The only inference that may be drawn from the evidence is that both plaintiff and defendant knew the company was in “desperate financial condition” when plaintiff made the advancements. Indeed, under the evidence, it would be fanciful to suggest that the advancements were made by plaintiff in reliance on the credit (?) of the corporation.

*736Defendant testified: . . there is no question but what he paid out these sums that have been testified. There was personal promise on my part, as distinguished from the corporation, that he would be paid only if these conditions were met.” Asked whether he told plaintiff that he (defendant) “did make a good income and would see that he was paid anything that he did advance to the company,” defendant answered: “Yes, I said that — -yes, I did meet him. Yes, I said I had a good income. The amount was not $35,000.00. The wording was such that I would — that Mr. Warren would lose no money.” Again: “I did testify a moment ago that it was my intention to pay Mr. Warren upon proper certification that certain sums were due, providing that things were done in a certain and specialized manner, and that when Mr. Warren left the company and certain things were discovered after he left, and we were unable to close the books, and we were unable to give an accounting, this contract was null and void.”

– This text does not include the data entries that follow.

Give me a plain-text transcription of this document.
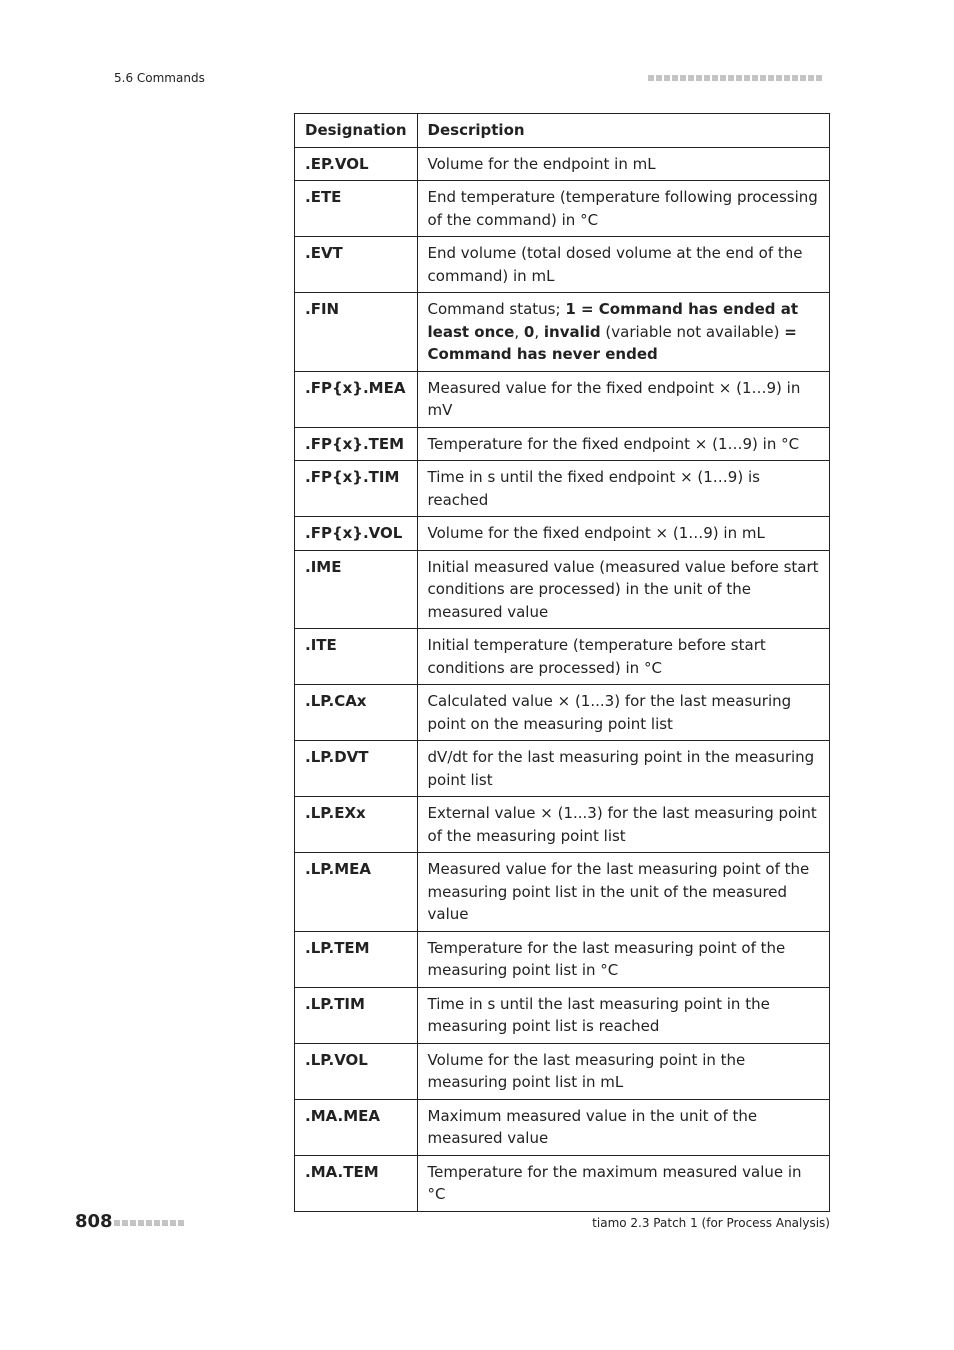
5.6 Commands
Designation	Description
.EP.VOL	Volume for the endpoint in mL
.ETE	End temperature (temperature following processing of the command) in °C
.EVT	End volume (total dosed volume at the end of the command) in mL
.FIN	Command status; 1 = Command has ended at least once, 0, invalid (variable not available) = Command has never ended
.FP{x}.MEA	Measured value for the fixed endpoint × (1…9) in mV
.FP{x}.TEM	Temperature for the fixed endpoint × (1…9) in °C
.FP{x}.TIM	Time in s until the fixed endpoint × (1…9) is reached
.FP{x}.VOL	Volume for the fixed endpoint × (1…9) in mL
.IME	Initial measured value (measured value before start conditions are processed) in the unit of the measured value
.ITE	Initial temperature (temperature before start conditions are processed) in °C
.LP.CAx	Calculated value × (1...3) for the last measuring point on the measuring point list
.LP.DVT	dV/dt for the last measuring point in the measuring point list
.LP.EXx	External value × (1...3) for the last measuring point of the measuring point list
.LP.MEA	Measured value for the last measuring point of the measuring point list in the unit of the measured value
.LP.TEM	Temperature for the last measuring point of the measuring point list in °C
.LP.TIM	Time in s until the last measuring point in the measuring point list is reached
.LP.VOL	Volume for the last measuring point in the measuring point list in mL
.MA.MEA	Maximum measured value in the unit of the measured value
.MA.TEM	Temperature for the maximum measured value in °C
808	tiamo 2.3 Patch 1 (for Process Analysis)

It is noted that defendant, in his answer, simply denied he had entered into the oral contract alleged by plaintiff. He made no allegations to the effect that he had agreed personally to repay plaintiff but only on certain conditions. Defendant’s evidence, as indicated, takes a different turn. The substance of his testimony is that he made the oral promise but is not liable because plaintiff failed to comply with certain conditions. These conditions are rather vaguely defined in defendant’s testimony. The purport of his testimony is that plaintiff as general manager did not handle either the separate account for the resale of “traded-in” used cars and other transactions in the manner it was agreed he should do. Too, defendant’s testimony questions the accuracy of plaintiff’s accounting as to the handling of the “traded-in” used oars and the accuracy of plaintiff’s testimony as to amounts received by plaintiff from the corporation or for which the corporation should receive credit. As to these matters, the evidence was in conflict. Indeed, under the evidence, it seems that the principal controversy on the first issue was not whether defendant made an original promise as alleged but whether such promise was made unconditionally or made subject to certain conditions.

It is noted that the court, with reference to the first issue, instructed the jury as follows: “. . . if you are satisfied from the evidence and by its greater weight that there was an agreement entered into but that it was on a condition or conditions, and not an unconditional promise to pay, it would be your duty to answer this first issue ‘No.’ And, in any event, if you are not satisfied by the greater weight of the evidence that the plaintiff and defendant contracted and agreed that *737the defendant would personally pay to plaintiff any sums plaintiff advanced to Winston-Salem Motors, Incorporated, it would be your duty to answer this issue ‘No.’ ” Under these circumstances, we find no error in the submission of the first issue or in the charge in relation thereto.

Having discussed so fully defendant’s principal assignments of error, we refrain from particular discussion of defendant’s assignments of error relating to the evidence and the court’s instructions relevant to the second issue. Suffice to say, we have considered these assignments of error and none discloses error deemed sufficiently prejudicial to warrant a new trial.

No error.

HiggiNS, J., took no part in the consideration or decision of this case.